2. Apparatus as claimed in claim 1 , characterized in that said oscillator means (7) are designed to interact with the syringe (S) located in said housing portion (4).

3. Apparatus as claimed in claim 1 , characterized in that said housing portion (4) comprises a support plate (6) designed to support the syringe (S) and journalled on said frame (2) about a first oscillation axis (Y) substantially orthogonal to said first oscillation plane (π).

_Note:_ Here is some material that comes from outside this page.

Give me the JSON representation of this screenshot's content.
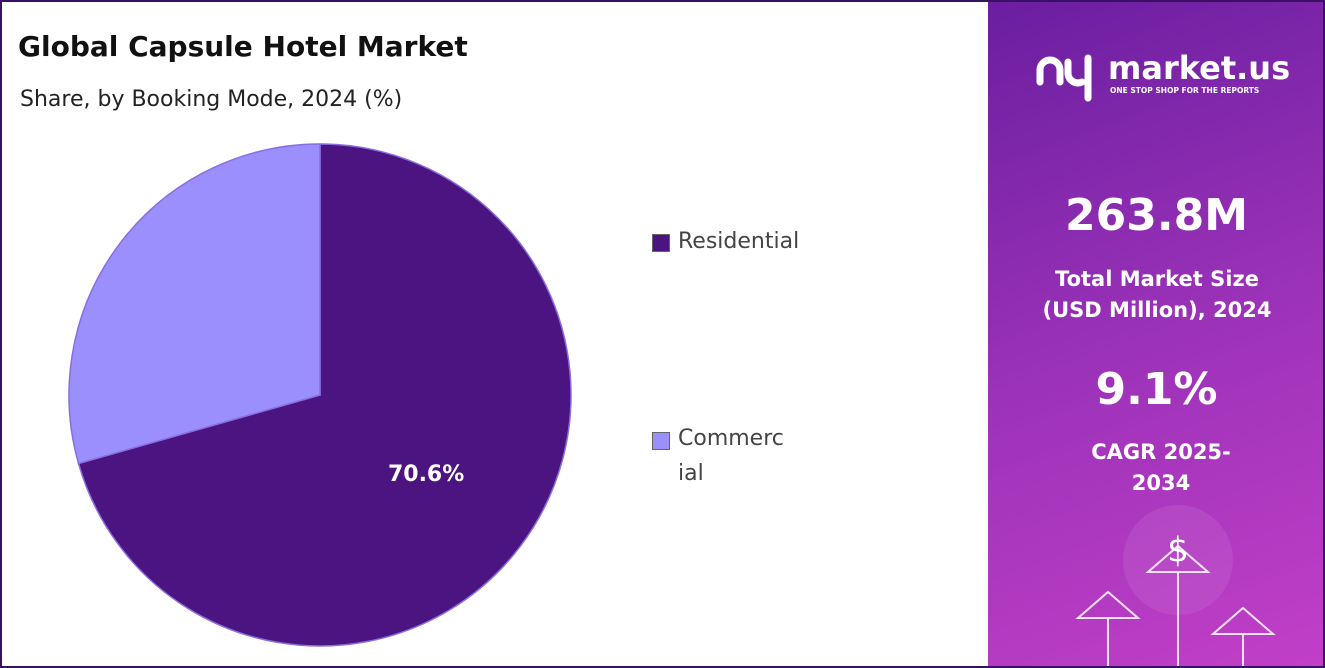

4. Apparatus as claimed in claim 3, characterized in that said oscillator means (7) include a first electric motor (12) having a driving shaft (13) with first cam means (14) designed to interact with said support plate (6) and impart said first oscillatory motion (w).

5. Apparatus as claimed in claim 4, characterized in that said support plate (6) is further pivoted on said frame (2) about a second oscillation axis (Z) substantially parallel to said first oscillation plane (π).

6. Apparatus as claimed in claim 5, characterized in that said oscillator means (7) include a second electric motor (15) having a driving shaft (16) with second cam means (17) designed to interact with said support plate (6) and impart a second oscillatory motion (τσ) in a second plane of oscillation (π¹) substantially orthogonal to the former (π).

7. Apparatus as claimed in claim 6, characterized in that said support plate (6) has an L shaped cross section to define a pair of orthogonal support surfaces (18, 19), for said first (14) and second (17) cam members.

8. Apparatus as claimed in one or more of the preceding claims, characterized in that said actuator means (5) include an epicycloidal gear (21) operatively associated to a third motor (22) and designed to operate on the free end of the plunger (P) to impart said axial translational motion (t).

9. Apparatus as claimed in one or more of the preceding claims, characterized by comprising locking means (20) for locking the syringe (S) in said housing portion (4).

10. Apparatus as claimed in one or more of the preceding claims, characterized in that it comprises means (24) for controlling and adjusting said oscillator means (7) and/or said actuator means (5), said control and adjustment means (24) being associated to said handle portion (3) for selective actuation of said oscillator means (7) and/or said actuator means (5).

11. Apparatus as claimed in claim 10, characterized in that said control and adjustment means (24) include first and second switches (25, 26) for selectively enabling said first and second motors (12, 15), an optional third switch (27) being provided for controlled operation of said third motor (22).

12. Apparatus as claimed in claim 10 or 11 , characterized in that said control and adjustment means (24) include an electronic controller (29) which is electrically connected to said oscillator means (7) and/or said actuator means (5) and having first and second electronic regulators for adjusting the frequencies of said first (D) and said second oscillatory motions (τπ) respectively, and a third electronic regulator for adjusting the speed of axial translation (t) of said actuator means (5).

13. Apparatus as claimed in claim 12, characterized in that said controller (29) includes user interface means (31) for customized configuration of the operating parameters of said oscillator means (7) and said actuator means (5) operably connected to said first, second and third electronic regulators.

14. Apparatus as claimed in claim 13, characterized in that said user interface means (30) comprise a data input unit for inputting speed, amplitude and frequency parameters into said first, second and third electronic regulators and a memory unit designed to be connected to said data input unit.